Interesting I've been this way since a kid (save for the DP/DR until I hid about 12 or so.)

Anyway, my psychiatrist and the GP noted (as well as that first Gastro who simply did a biopsy on me) that I am on all the right meds right now to help all of my wonderful extra conditions.

It's wait and see. I feel I need to do the colonoscopy. I've also put it off and it has to be done.

Again Da'Burgh, don't sweat the many vicious versions of anxiety that can express itself in different people in different ways. Also remember, one can have other physical illnesses ASIDE from a mental illness. The best way to do that is consult a doctor. No one here can diagnose you. No one here is an expert.
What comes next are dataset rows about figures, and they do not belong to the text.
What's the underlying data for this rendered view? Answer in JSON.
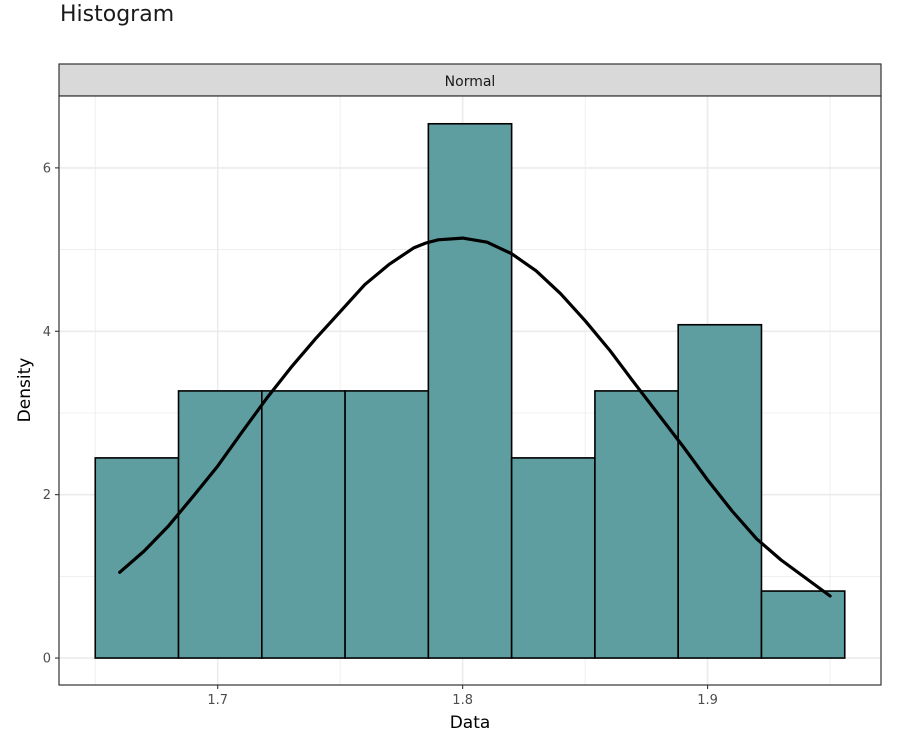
{
  "chart_data": {
    "type": "bar",
    "subtype": "histogram-with-density-curve",
    "title": "Histogram",
    "facet": "Normal",
    "xlabel": "Data",
    "ylabel": "Density",
    "xlim": [
      1.6352,
      1.9708
    ],
    "ylim": [
      -0.33,
      6.88
    ],
    "x_ticks": [
      1.7,
      1.8,
      1.9
    ],
    "x_tick_labels": [
      "1.7",
      "1.8",
      "1.9"
    ],
    "y_ticks": [
      0,
      2,
      4,
      6
    ],
    "y_tick_labels": [
      "0",
      "2",
      "4",
      "6"
    ],
    "grid": true,
    "bars": [
      {
        "x0": 1.65,
        "x1": 1.684,
        "density": 2.45
      },
      {
        "x0": 1.684,
        "x1": 1.718,
        "density": 3.27
      },
      {
        "x0": 1.718,
        "x1": 1.752,
        "density": 3.27
      },
      {
        "x0": 1.752,
        "x1": 1.786,
        "density": 3.27
      },
      {
        "x0": 1.786,
        "x1": 1.82,
        "density": 6.54
      },
      {
        "x0": 1.82,
        "x1": 1.854,
        "density": 2.45
      },
      {
        "x0": 1.854,
        "x1": 1.888,
        "density": 3.27
      },
      {
        "x0": 1.888,
        "x1": 1.922,
        "density": 4.08
      },
      {
        "x0": 1.922,
        "x1": 1.956,
        "density": 0.82
      }
    ],
    "curve": {
      "x": [
        1.66,
        1.67,
        1.68,
        1.69,
        1.7,
        1.71,
        1.72,
        1.73,
        1.74,
        1.75,
        1.76,
        1.77,
        1.78,
        1.785,
        1.79,
        1.8,
        1.81,
        1.82,
        1.83,
        1.84,
        1.85,
        1.86,
        1.87,
        1.88,
        1.89,
        1.9,
        1.91,
        1.92,
        1.93,
        1.94,
        1.95
      ],
      "y": [
        1.05,
        1.31,
        1.62,
        1.98,
        2.35,
        2.77,
        3.18,
        3.56,
        3.91,
        4.24,
        4.57,
        4.82,
        5.02,
        5.08,
        5.12,
        5.14,
        5.09,
        4.95,
        4.74,
        4.46,
        4.13,
        3.77,
        3.37,
        2.98,
        2.59,
        2.18,
        1.8,
        1.46,
        1.2,
        0.98,
        0.76
      ]
    },
    "colors": {
      "bar_fill": "#5f9ea0",
      "bar_stroke": "#000000",
      "curve": "#000000",
      "strip_fill": "#d9d9d9",
      "grid": "#ebebeb",
      "panel_border": "#333333"
    }
  }
}
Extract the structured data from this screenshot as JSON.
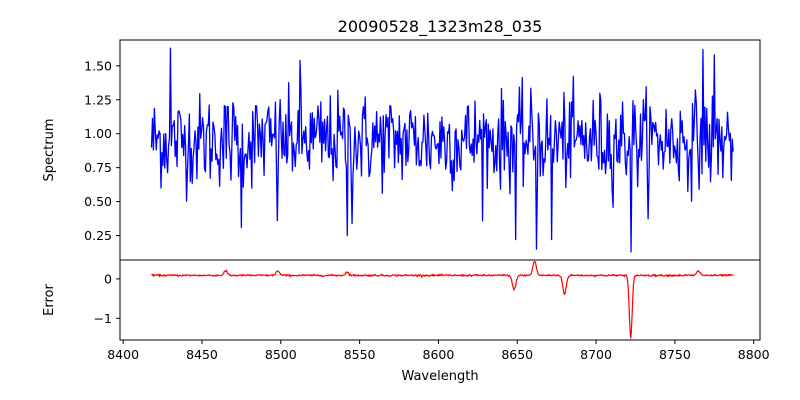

I feel better, the last few days. I will stumble along as I have for so long. I have decided to take this as a challenge. I have no choice. And fortunately, it didn't seem to bother my father, save again, he had to stop his livelihood, but he continued in medicine as a consultant, so he did continue to work, nearly until 80! He was an expert with a mind like a steel trap at diagnosis of X-Rays of the thoracic area.

I think I'm over my terror re: all of this. I have no control over it right now.

Back to prepping for my move. So many darned details!